Cleanup discussion gets heated and personal
Mayor promises to enforce ordinances
Comments from residents of Burdin Boulevard turned personal as a number of people addressed the Grand Coulee City Council April 17.
Mel Toulou Sr., took issue with Becky Billups, who had attended two previous council meetings to tell members that her area on Burdin looked like a “ghetto.”
Toulou told Billups, “I am not a ghetto rat.”
Billups replied, “I didn’t say you were a ghetto rat, I said that the area looked like a ghetto.”
The discussions almost got out of hand and Mayor Chris Christopherson stepped in and warned parties who were there “not to get personal.”

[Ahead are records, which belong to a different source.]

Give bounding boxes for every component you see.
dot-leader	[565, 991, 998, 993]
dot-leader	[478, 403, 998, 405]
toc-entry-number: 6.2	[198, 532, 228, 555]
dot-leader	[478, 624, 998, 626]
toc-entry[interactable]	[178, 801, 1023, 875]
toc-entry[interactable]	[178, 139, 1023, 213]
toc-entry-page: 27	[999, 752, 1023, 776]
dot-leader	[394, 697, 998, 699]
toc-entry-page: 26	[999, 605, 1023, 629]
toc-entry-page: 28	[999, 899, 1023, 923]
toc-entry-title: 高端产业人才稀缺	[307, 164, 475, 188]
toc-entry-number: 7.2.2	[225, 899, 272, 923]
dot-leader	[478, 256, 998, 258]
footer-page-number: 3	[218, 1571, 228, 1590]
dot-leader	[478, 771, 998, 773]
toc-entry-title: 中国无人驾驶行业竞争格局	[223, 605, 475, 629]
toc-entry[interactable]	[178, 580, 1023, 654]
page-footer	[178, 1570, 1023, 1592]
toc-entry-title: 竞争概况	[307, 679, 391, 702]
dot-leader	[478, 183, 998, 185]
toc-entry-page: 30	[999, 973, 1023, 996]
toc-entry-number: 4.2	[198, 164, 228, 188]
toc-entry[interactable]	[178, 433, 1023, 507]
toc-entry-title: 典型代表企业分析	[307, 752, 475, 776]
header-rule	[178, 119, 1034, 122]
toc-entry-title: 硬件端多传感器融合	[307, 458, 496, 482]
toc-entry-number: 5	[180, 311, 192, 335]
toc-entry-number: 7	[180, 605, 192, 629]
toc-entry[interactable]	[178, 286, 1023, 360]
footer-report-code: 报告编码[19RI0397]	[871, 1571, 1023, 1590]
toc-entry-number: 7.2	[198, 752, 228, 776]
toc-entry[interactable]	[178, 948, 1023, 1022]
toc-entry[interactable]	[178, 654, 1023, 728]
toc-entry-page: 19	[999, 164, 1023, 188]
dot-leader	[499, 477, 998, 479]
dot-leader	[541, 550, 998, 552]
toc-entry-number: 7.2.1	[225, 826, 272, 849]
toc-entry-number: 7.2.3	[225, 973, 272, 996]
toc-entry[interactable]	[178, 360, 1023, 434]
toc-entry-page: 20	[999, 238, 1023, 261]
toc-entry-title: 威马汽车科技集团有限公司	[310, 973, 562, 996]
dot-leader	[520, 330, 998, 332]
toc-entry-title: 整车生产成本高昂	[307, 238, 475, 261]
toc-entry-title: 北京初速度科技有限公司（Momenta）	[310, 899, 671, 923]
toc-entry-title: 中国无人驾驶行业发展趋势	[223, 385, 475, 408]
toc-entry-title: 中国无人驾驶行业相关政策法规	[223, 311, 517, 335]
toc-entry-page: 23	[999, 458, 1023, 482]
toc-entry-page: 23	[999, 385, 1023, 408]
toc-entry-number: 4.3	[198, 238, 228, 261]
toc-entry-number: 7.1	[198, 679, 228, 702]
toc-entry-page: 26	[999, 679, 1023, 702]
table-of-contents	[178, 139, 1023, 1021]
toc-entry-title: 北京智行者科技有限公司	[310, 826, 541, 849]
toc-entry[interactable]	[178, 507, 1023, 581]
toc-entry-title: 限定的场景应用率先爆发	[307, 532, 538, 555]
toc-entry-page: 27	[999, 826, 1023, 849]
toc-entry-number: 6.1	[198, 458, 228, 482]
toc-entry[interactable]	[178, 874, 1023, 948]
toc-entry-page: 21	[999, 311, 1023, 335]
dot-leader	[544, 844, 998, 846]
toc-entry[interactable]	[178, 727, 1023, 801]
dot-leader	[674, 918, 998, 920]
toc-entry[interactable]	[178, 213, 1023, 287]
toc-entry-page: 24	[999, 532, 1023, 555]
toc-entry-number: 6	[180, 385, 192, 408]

Billups later said that some of the property that was “junky” had been cleaned up the previous day.
“It is a lot better, but there’s a lot left to do,” Billups said.
She had appeared twice before asking why the city didn’t do something about enforcing its ordinances.
Jerry Beierman, who lives across town on Roosevelt Drive, asked why the city didn’t have an enforcement officer for its nuisance ordinance as called for in the ordinance. The mayor said that the city only has “so many employees, and they could only do so much.”
Al Jordan, who lives on Center Street, took up the cause and asked why the city couldn’t add $50 to a person’s water bill until his place was cleaned up.
Toulou asked the council to look into a parking lot that borders his property. Toulou said that the parking lot used to have a trailer on it, but the owner of the property turned it into a parking lot.
“They kick up dust and my air conditioner draws it into my home,” he said. “They back up into my fence and it’s a mess for me.”
He wondered what the city was going to do about that.
Billups told the council that she didn’t feel safe in her neighborhood anymore.
“I don’t trust any of my neighbors,” she told the council, adding, “I can’t move away, no one is going to buy my place.”
Gary Carriere, who lives on “A” Street stated, “My wife and Becky had a few words over the ghetto statement. This is a low-income housing area. We have firemen and tribal police officers who live nearby, so there isn’t any reason to feel unsafe.”
Beierman said, “I hate to see any neighborhood not get along. A code officer is needed.”
When someone asked if he wanted the job, Beierman said, “No, I don’t want a job where no one likes you.”
The mayor had heard enough.
“We are going to enforce our ordinances,” he said. “I may not be very popular, but I will be fair.”